Jordi Nadal (Lliçà d’Amunt, Barcelona, 1962) makes a report of each book that he has read since he was 16 years old. It already has 1,942 chips. He is the founder of Editorial Platform, in 2007, and has been in the trade for more than 35 years. In June 2017, the general director of Human Resources of Caixabank, Xavier Coll, asked him to prepare a course to train managers of his group “reading literature.” It was the dawn of Book therapy, a work that was born with the compilation of 12 authors and that is now being reissued with more than thirty. It is a small declaration of gratitude to the reading, serious and rigorous, he assures.
– How is the business?
–Business resists because the world is so bad that books are more necessary than ever, because people need meaning and books provide that meaning. The world is so bad that books try to do the same as doctors: heal. And if they cannot heal, they accompany you.
–Has confinement –word of the year– been able to encourage us to find reading?
– Confinement corners you. When reality is bumping you, you shrink and protect yourself. But at the same time you try to look beyond the day to day, a very harsh reality and, then, you look for beautiful, true and beautiful things, and there books are a great refuge.
– What is life without books?
– Life without books is as if they give you the Palace of Versailles and you only stay in one room. You have the master key to open all the doors, but you are left living in one room. It may be very good, you may be a genius …
“But it’s a bummer.”
– It is said that Kant never moved from Königsberg, his hometown, but it was Kant and it is not normal.
– Yes, it is not normal.
– Be careful, nobody says that people who are not readers are not wise, but the usual thing is that those who read are richer in nuances, in inner life, in knowing, in thought and in knowledge than those who do not. Therefore, whoever does not read is always in the same room in a palace. In other words, he who does not read is alone in a room of life.

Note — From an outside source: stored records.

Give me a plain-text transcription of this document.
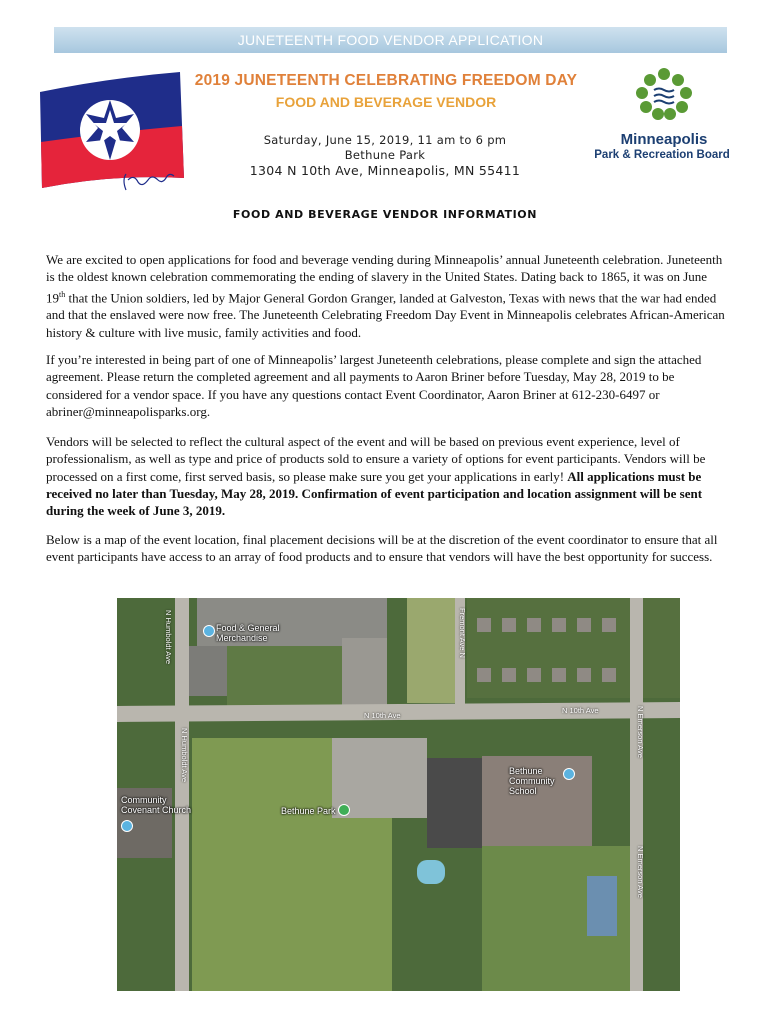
JUNETEENTH FOOD VENDOR APPLICATION
2019 JUNETEENTH CELEBRATING FREEDOM DAY
FOOD AND BEVERAGE VENDOR
Saturday, June 15, 2019, 11 am to 6 pm
Bethune Park
1304 N 10th Ave, Minneapolis, MN 55411
Minneapolis
Park & Recreation Board
FOOD AND BEVERAGE VENDOR INFORMATION

We are excited to open applications for food and beverage vending during Minneapolis’ annual Juneteenth celebration. Juneteenth is the oldest known celebration commemorating the ending of slavery in the United States. Dating back to 1865, it was on June 19th that the Union soldiers, led by Major General Gordon Granger, landed at Galveston, Texas with news that the war had ended and that the enslaved were now free. The Juneteenth Celebrating Freedom Day Event in Minneapolis celebrates African-American history & culture with live music, family activities and food.

If you’re interested in being part of one of Minneapolis’ largest Juneteenth celebrations, please complete and sign the attached agreement. Please return the completed agreement and all payments to Aaron Briner before Tuesday, May 28, 2019 to be considered for a vendor space. If you have any questions contact Event Coordinator, Aaron Briner at 612-230-6497 or abriner@minneapolisparks.org.

Vendors will be selected to reflect the cultural aspect of the event and will be based on previous event experience, level of professionalism, as well as type and price of products sold to ensure a variety of options for event participants. Vendors will be processed on a first come, first served basis, so please make sure you get your applications in early! All applications must be received no later than Tuesday, May 28, 2019. Confirmation of event participation and location assignment will be sent during the week of June 3, 2019.

Below is a map of the event location, final placement decisions will be at the discretion of the event coordinator to ensure that all event participants have access to an array of food products and to ensure that vendors will have the best opportunity for success.

N Humboldt Ave
N Humboldt Ave
Fremont Ave N
N 10th Ave
N 10th Ave	N Emerson Ave
N Emerson Ave
Food & General Merchandise
Bethune Community School
Community Covenant Church	Bethune Park
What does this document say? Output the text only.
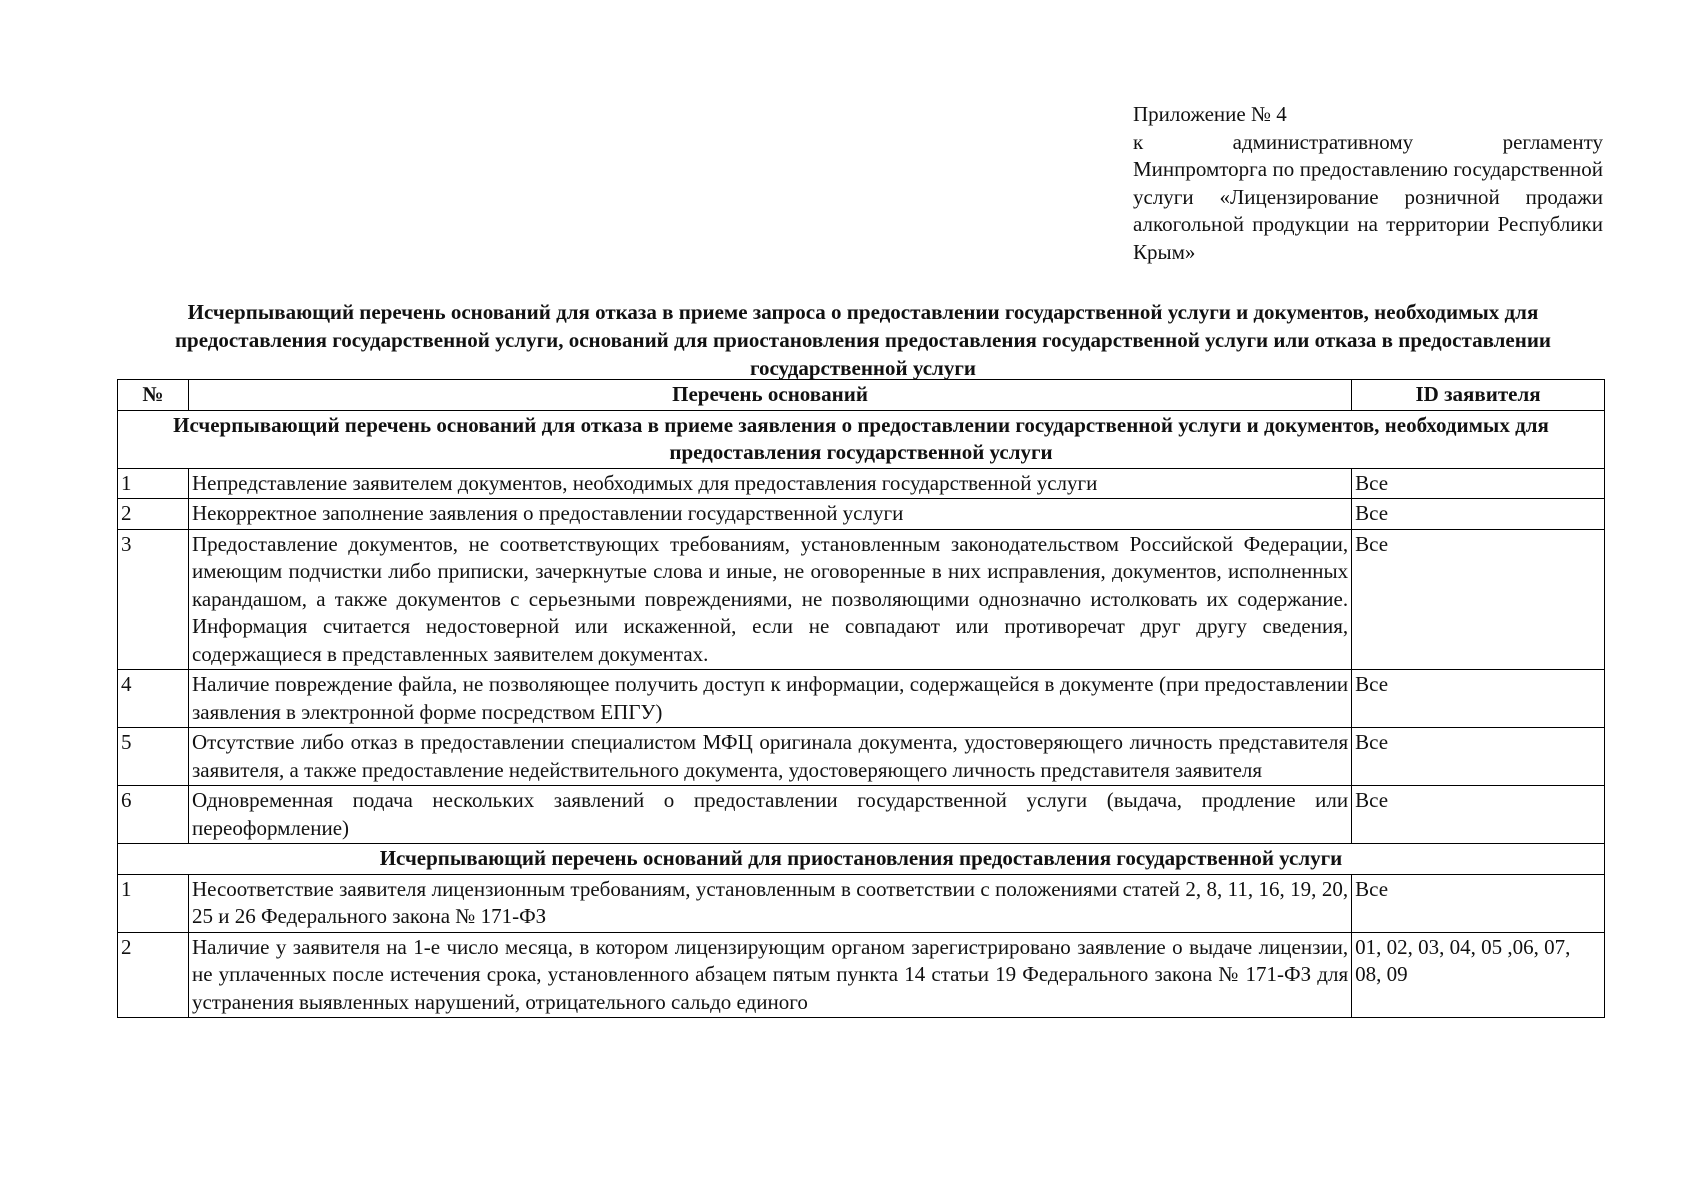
Приложение № 4
к административному регламенту
Минпромторга по предоставлению государственной услуги «Лицензирование розничной продажи алкогольной продукции на территории Республики Крым»
Исчерпывающий перечень оснований для отказа в приеме запроса о предоставлении государственной услуги и документов, необходимых для предоставления государственной услуги, оснований для приостановления предоставления государственной услуги или отказа в предоставлении государственной услуги
№	Перечень оснований	ID заявителя
Исчерпывающий перечень оснований для отказа в приеме заявления о предоставлении государственной услуги и документов, необходимых для предоставления государственной услуги		
1	Непредставление заявителем документов, необходимых для предоставления государственной услуги	Все
2	Некорректное заполнение заявления о предоставлении государственной услуги	Все
3	Предоставление документов, не соответствующих требованиям, установленным законодательством Российской Федерации, имеющим подчистки либо приписки, зачеркнутые слова и иные, не оговоренные в них исправления, документов, исполненных карандашом, а также документов с серьезными повреждениями, не позволяющими однозначно истолковать их содержание. Информация считается недостоверной или искаженной, если не совпадают или противоречат друг другу сведения, содержащиеся в представленных заявителем документах.	Все
4	Наличие повреждение файла, не позволяющее получить доступ к информации, содержащейся в документе (при предоставлении заявления в электронной форме посредством ЕПГУ)	Все
5	Отсутствие либо отказ в предоставлении специалистом МФЦ оригинала документа, удостоверяющего личность представителя заявителя, а также предоставление недействительного документа, удостоверяющего личность представителя заявителя	Все
6	Одновременная подача нескольких заявлений о предоставлении государственной услуги (выдача, продление или переоформление)	Все
Исчерпывающий перечень оснований для приостановления предоставления государственной услуги		
1	Несоответствие заявителя лицензионным требованиям, установленным в соответствии с положениями статей 2, 8, 11, 16, 19, 20, 25 и 26 Федерального закона № 171-ФЗ	Все
2	Наличие у заявителя на 1-е число месяца, в котором лицензирующим органом зарегистрировано заявление о выдаче лицензии, не уплаченных после истечения срока, установленного абзацем пятым пункта 14 статьи 19 Федерального закона № 171-ФЗ для устранения выявленных нарушений, отрицательного сальдо единого	01, 02, 03, 04, 05 ,06, 07, 08, 09
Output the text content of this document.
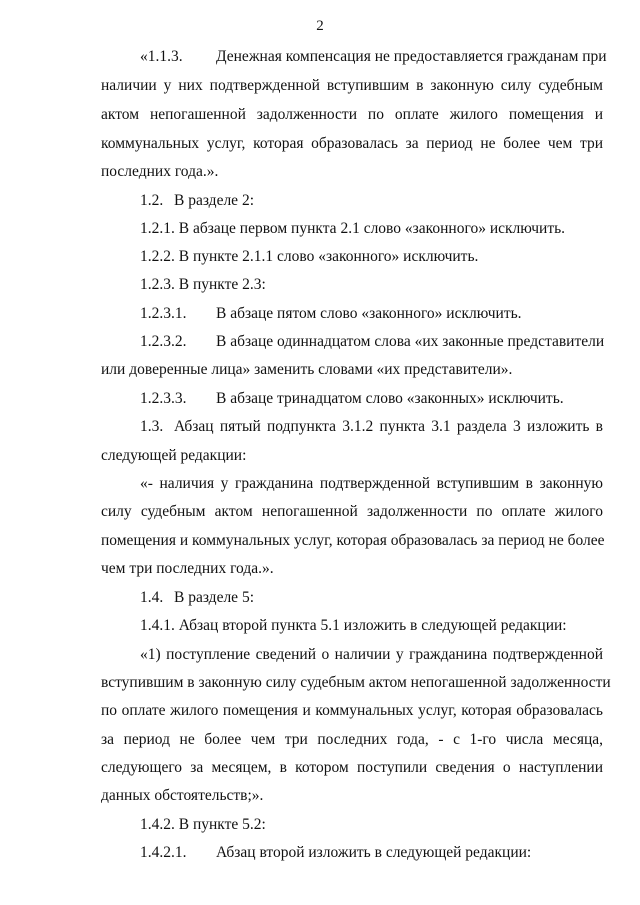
2
«1.1.3. Денежная компенсация не предоставляется гражданам при
наличии у них подтвержденной вступившим в законную силу судебным
актом непогашенной задолженности по оплате жилого помещения и
коммунальных услуг, которая образовалась за период не более чем три
последних года.».
1.2. В разделе 2:
1.2.1. В абзаце первом пункта 2.1 слово «законного» исключить.
1.2.2. В пункте 2.1.1 слово «законного» исключить.
1.2.3. В пункте 2.3:
1.2.3.1. В абзаце пятом слово «законного» исключить.
1.2.3.2. В абзаце одиннадцатом слова «их законные представители
или доверенные лица» заменить словами «их представители».
1.2.3.3. В абзаце тринадцатом слово «законных» исключить.
1.3. Абзац пятый подпункта 3.1.2 пункта 3.1 раздела 3 изложить в
следующей редакции:
«- наличия у гражданина подтвержденной вступившим в законную
силу судебным актом непогашенной задолженности по оплате жилого
помещения и коммунальных услуг, которая образовалась за период не более
чем три последних года.».
1.4. В разделе 5:
1.4.1. Абзац второй пункта 5.1 изложить в следующей редакции:
«1) поступление сведений о наличии у гражданина подтвержденной
вступившим в законную силу судебным актом непогашенной задолженности
по оплате жилого помещения и коммунальных услуг, которая образовалась
за период не более чем три последних года, - с 1-го числа месяца,
следующего за месяцем, в котором поступили сведения о наступлении
данных обстоятельств;».
1.4.2. В пункте 5.2:
1.4.2.1. Абзац второй изложить в следующей редакции:
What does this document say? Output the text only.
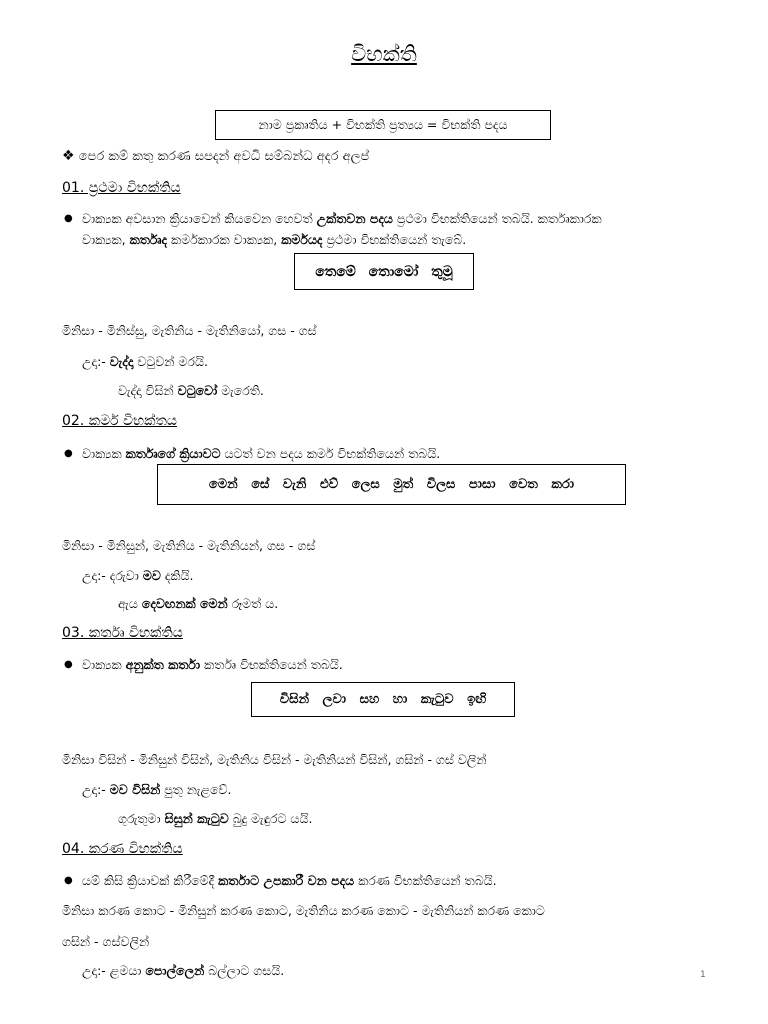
විභක්ති
නාම ප්‍රකෘතිය + විභක්ති ප්‍රත්‍යය = විභක්ති පදය
❖ පෙර කම් කතු කරණ සපදන් අවධි සම්බන්ධ අදර අලප්
01. ප්‍රථමා විභක්තිය
● වාක්‍යක අවසාන ක්‍රියාවෙන් කියවෙන හෙවත් උක්තවන පදය ප්‍රථමා විභක්තියෙන් තබයි. කර්තෘකාරක
වාක්‍යක, කර්තෘද කර්මකාරක වාක්‍යක, කර්මයද ප්‍රථමා විභක්තියෙන් තැබේ.
තෙමේ තොමෝ තුමූ
මිනිසා - මිනිස්සු, මැතිනිය - මැතිනියෝ, ගස - ගස්
උදා:- වැද්දා වටුවන් මරයි.
වැද්දා විසින් වටුවෝ මැරෙති.
02. කර්ම විභක්තය
● වාක්‍යක කර්තෘගේ ක්‍රියාවට යටත් වන පදය කර්ම විභක්තියෙන් තබයි.
මෙන් සේ වැනි එව් ලෙස මුත් විලස පාසා වෙත කරා
මිනිසා - මිනිසුන්, මැතිනිය - මැතිනියන්, ගස - ගස්
උදා:- දරුවා මව දකියි.
ඇය දෙවඟනක් මෙන් රූමත් ය.
03. කර්තෘ විභක්තිය
● වාක්‍යක අනුක්ත කර්තා කර්තෘ විභක්තියෙන් තබයි.
විසින් ලවා සහ හා කැටුව ඉඟි
මිනිසා විසින් - මිනිසුන් විසින්, මැතිනිය විසින් - මැතිනියන් විසින්, ගසින් - ගස් වලින්
උදා:- මව විසින් පුතු නැළවේ.
ගුරුතුමා සිසුන් කැටුව බුදු මැඳුරට යයි.
04. කරණ විභක්තිය
● යම් කිසි ක්‍රියාවක් කිරීමේදී කර්තාට උපකාරී වන පදය කරණ විභක්තියෙන් තබයි.
මිනිසා කරණ කොට - මිනිසුන් කරණ කොට, මැතිනිය කරණ කොට - මැතිනියන් කරණ කොට
ගසින් - ගස්වලින්
උදා:- ළමයා පොල්ලෙන් බල්ලාට ගසයි.	1
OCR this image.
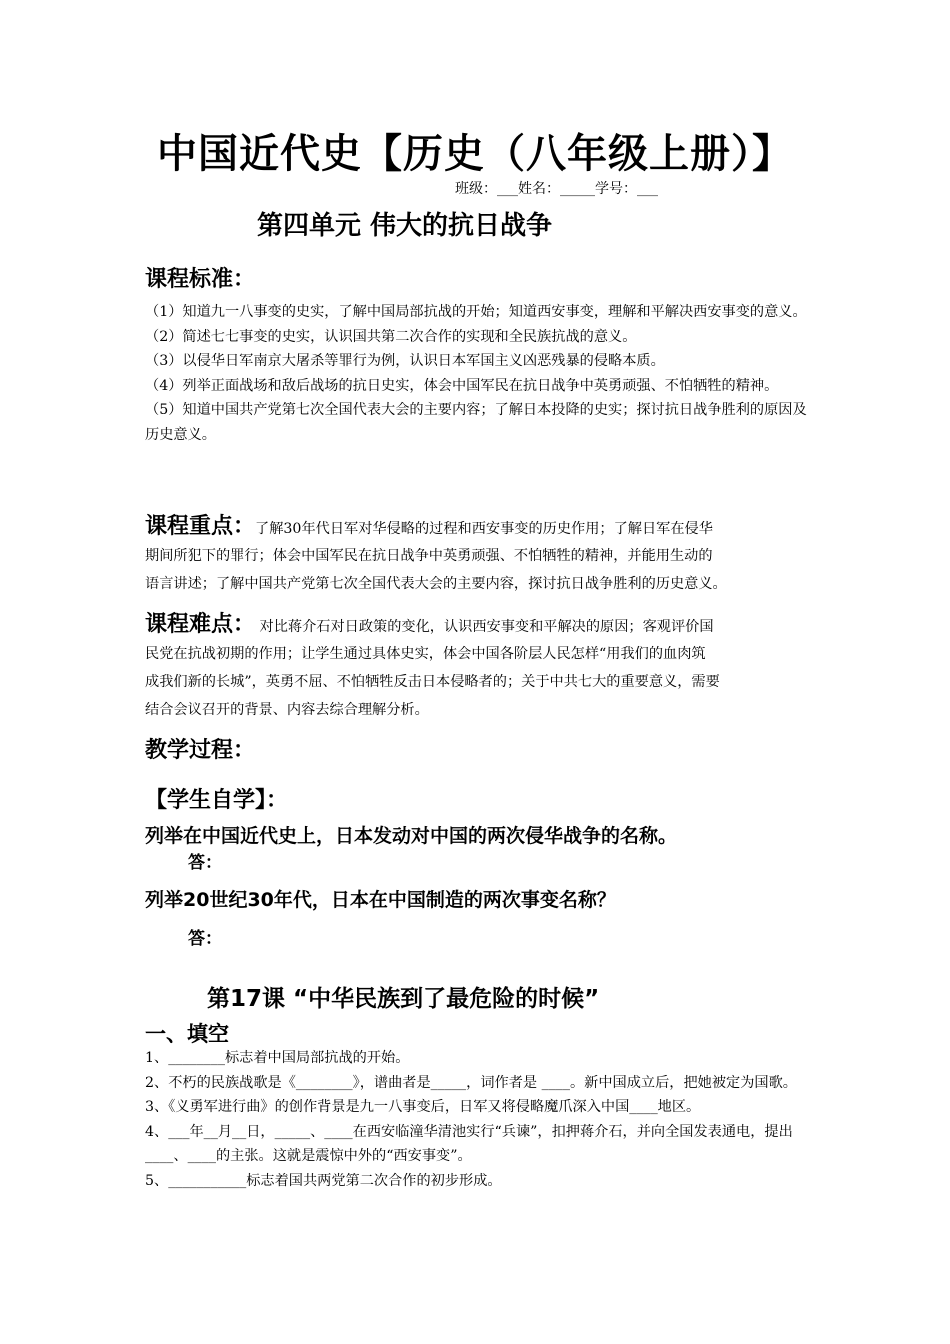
中国近代史【历史（八年级上册）】
班级：___姓名：_____学号：___
第四单元 伟大的抗日战争
课程标准：

（1）知道九一八事变的史实，了解中国局部抗战的开始；知道西安事变，理解和平解决西安事变的意义。

（2）简述七七事变的史实，认识国共第二次合作的实现和全民族抗战的意义。

（3）以侵华日军南京大屠杀等罪行为例，认识日本军国主义凶恶残暴的侵略本质。

（4）列举正面战场和敌后战场的抗日史实，体会中国军民在抗日战争中英勇顽强、不怕牺牲的精神。

（5）知道中国共产党第七次全国代表大会的主要内容；了解日本投降的史实；探讨抗日战争胜利的原因及历史意义。

课程重点：了解30年代日军对华侵略的过程和西安事变的历史作用；了解日军在侵华
期间所犯下的罪行；体会中国军民在抗日战争中英勇顽强、不怕牺牲的精神，并能用生动的
语言讲述；了解中国共产党第七次全国代表大会的主要内容，探讨抗日战争胜利的历史意义。
课程难点： 对比蒋介石对日政策的变化，认识西安事变和平解决的原因；客观评价国
民党在抗战初期的作用；让学生通过具体史实，体会中国各阶层人民怎样“用我们的血肉筑
成我们新的长城”，英勇不屈、不怕牺牲反击日本侵略者的；关于中共七大的重要意义，需要
结合会议召开的背景、内容去综合理解分析。
教学过程：
【学生自学】：
列举在中国近代史上，日本发动对中国的两次侵华战争的名称。
答：
列举20世纪30年代，日本在中国制造的两次事变名称？
答：
第17课 “中华民族到了最危险的时候”
一、填空

1、________标志着中国局部抗战的开始。

2、不朽的民族战歌是《________》，谱曲者是_____，词作者是 ____。新中国成立后，把她被定为国歌。

3、《义勇军进行曲》的创作背景是九一八事变后，日军又将侵略魔爪深入中国____地区。

4、___年__月__日，_____、____在西安临潼华清池实行“兵谏”，扣押蒋介石，并向全国发表通电，提出____、____的主张。这就是震惊中外的“西安事变”。

5、___________标志着国共两党第二次合作的初步形成。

– Almost half of the Spaniards confess to never or almost never read.
– We have a very beautiful country, a very good climate and a lot of excuses for not reading. And then, by tradition, the Enlightenment did not reach Spain. The French represented the invaders and nobody lets the invaders do things. In Spain, Enlightenment, the industrial revolution and a bit of book culture have been lacking. That said, for example, Andalusia is a great land of poets. You hit a kick and you get great poets.
– Can you imagine a world without bookstores, in which only Amazon exists?
-No. At the end of Fahrenheit 451 there is a world in which books are burned and there are some people who each remember one work. Art, beauty, truth, goodness are inherent not only to the human condition but also to what makes life worthwhile. If you remember the book RoadIt is a work that could not be more depressing, but even in that situation there is a father who protects his son. I don’t know if I explain myself.
–No.
– I mean: the world is bad but there are people who write beautiful works, the world is bad but the book has more future than ever. If there is only one digital bookstore and everything is served online, I don’t think life is worth living.
“Isn’t that exaggerated?”
-Well … If everything is served online, there will be no human contact. Of course that is an exaggeration, but there is always some truth to exaggerations. When everything arrives online, there will be no human contact and if the only conversation you are going to have is with the guy who brings you the sales package on line, we are going to get sick.
– Bad way we take.
–We have to define what health is. For example, when the last bar closes in a small town in Spain, there is a brutal impoverishment of society.
– Which author has marked you the most?
–Albert Camus, without a doubt.
-Why?
–In the greatness of his life, his work, his work, his destiny is what for me is the most beautiful thing in life: the greatness of being a solitary and caring man.
– Given so much immediacy, is reading quality time?
-Clear. The disease of our time is speed. It is a trap. Speed is very seductive, but it hurts you, it is pernicious, because it prevents you from finding the authenticity and meaning of things. It allows fraud and nonsense.
– Give an example.
–The difference between Donald Trump and me is that he can write a free immediate tweet in which he lets go of the whip and when I want to publish a book I have to wait 6 months and spend money. As one publicist in the US said, principles are only principles if they cost you money. That is why Twitter is a machine that allows so much hatred.
– Reading cures populism?
–Reading cures you of the disease of I, me, with myself. Doors must always be left open to wonder, beauty, mystery and poetry.
– If reading opens up the thought, why is it not encouraged more?
-Do not care. There is nothing more difficult than to command free and educated people.
–And for that, how many books do you have to read per month?
–With one a month, it’s fine; and four is already heaven. To understand each other, dictatorships are a color, boring countries are bipartisan and plurality are the colors, the nuances. The pantone has 1,114. For a complete life, we must read 1,114 books, one for each pantone color. But it’s not about getting super cool. Read what you like and for that it is important to have a header bookcase. In life, having a family doctor is as important as a bookseller. Bookstores dispense things that help the soul.